Alternatively the result of the check could be computed earlier.

Diff Detail

Event Timeline

fhahn created this revision.Aug 31 2022, 6:05 AM
Herald added a project: Restricted Project. · View Herald TranscriptAug 31 2022, 6:05 AM
fhahn requested review of this revision.Aug 31 2022, 6:05 AM
Herald added a project: Restricted Project. · View Herald TranscriptAug 31 2022, 6:05 AM
reames added inline comments.Aug 31 2022, 1:29 PM
608 ↗(On Diff #456943)

Please don't change the SCEV interface for this. Just use isKnownPredicate. You don't care if the reasoning is recursive or not.

fhahn added inline comments.Sep 1 2022, 2:24 PM
608 ↗(On Diff #456943)

The issue here is that we would need to limit the reasoning to methods that don’t try to look at the current IR, just at the SCEV expression, because the IR is in incomplete/partially modified state.

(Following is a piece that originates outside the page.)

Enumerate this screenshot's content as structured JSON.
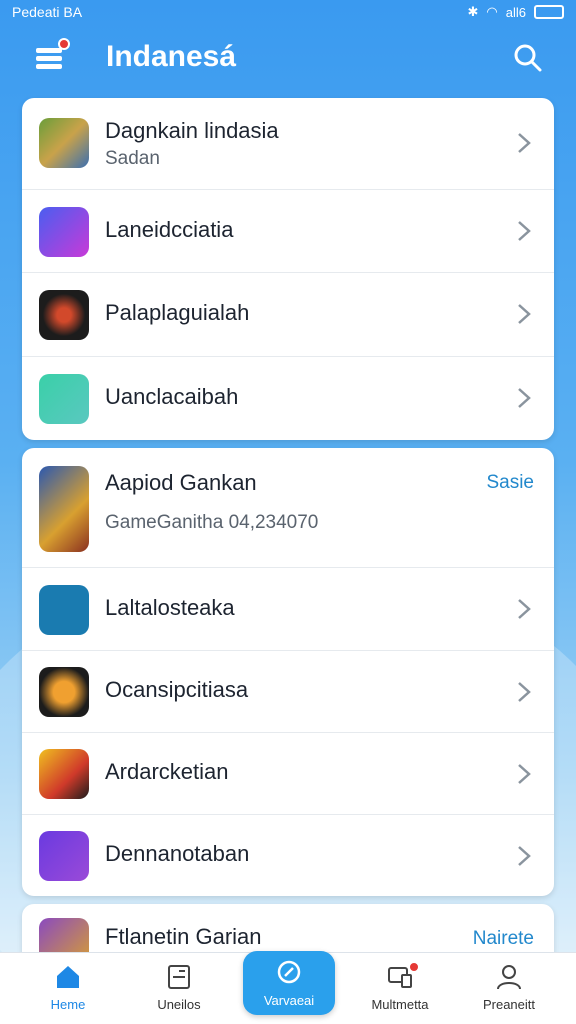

Using non-recursive reasoning is a proxy for that, but I’m not sure if it provides the required guarantees in all cases.

The alternative would be to compute the property before we start modifying the CFG, like we do for trip count expansion.

Ayal added inline comments.Sep 6 2022, 2:47 AM
608 ↗(On Diff #456943)

Analyzing and optimizing VPlan should ideally take place as VPlan2VPlan and reflected in VPlan itself before starting/preparing to execute it - at which time the IR is in incomplete/partially modified state. This case of optimizing away the latch branch for single iteration loops depends on UF which VPlan is currently agnostic to and encounters only when executing. How about cloning VPlans (also) according to which UF*VF's result in a single iteration (upto reasonable UF values - computeMaxUF()?), updating the default "UF>=1" in VPlan names and extending getBestPlanFor() to pass both VF and UF? That may admittedly require splitting ranges currently serving multiple VF's.

fhahn updated this revision to Diff 464511.Oct 1 2022, 12:47 PM

Rebased on top of D135017, which contains the main refactoring to prepare for this change, which now just changes to use ScalarEvolution::isKnowPredicate.

fhahn marked 2 inline comments as done.Oct 1 2022, 12:50 PM
fhahn added inline comments.
608 ↗(On Diff #456943)

I put up D135017 which is a step in between: perform the simplification as VP2VP transform that's VF & UF specific. This means we simplify before IR modifications and ScalarEvolution can be used without worrying about querying while the IR is in an incomplete state.

Ayal added inline comments.Oct 2 2022, 7:52 AM

Could this be simplified using SE.getSmallConstantMaxTripCount(L)? Or a caching thereof.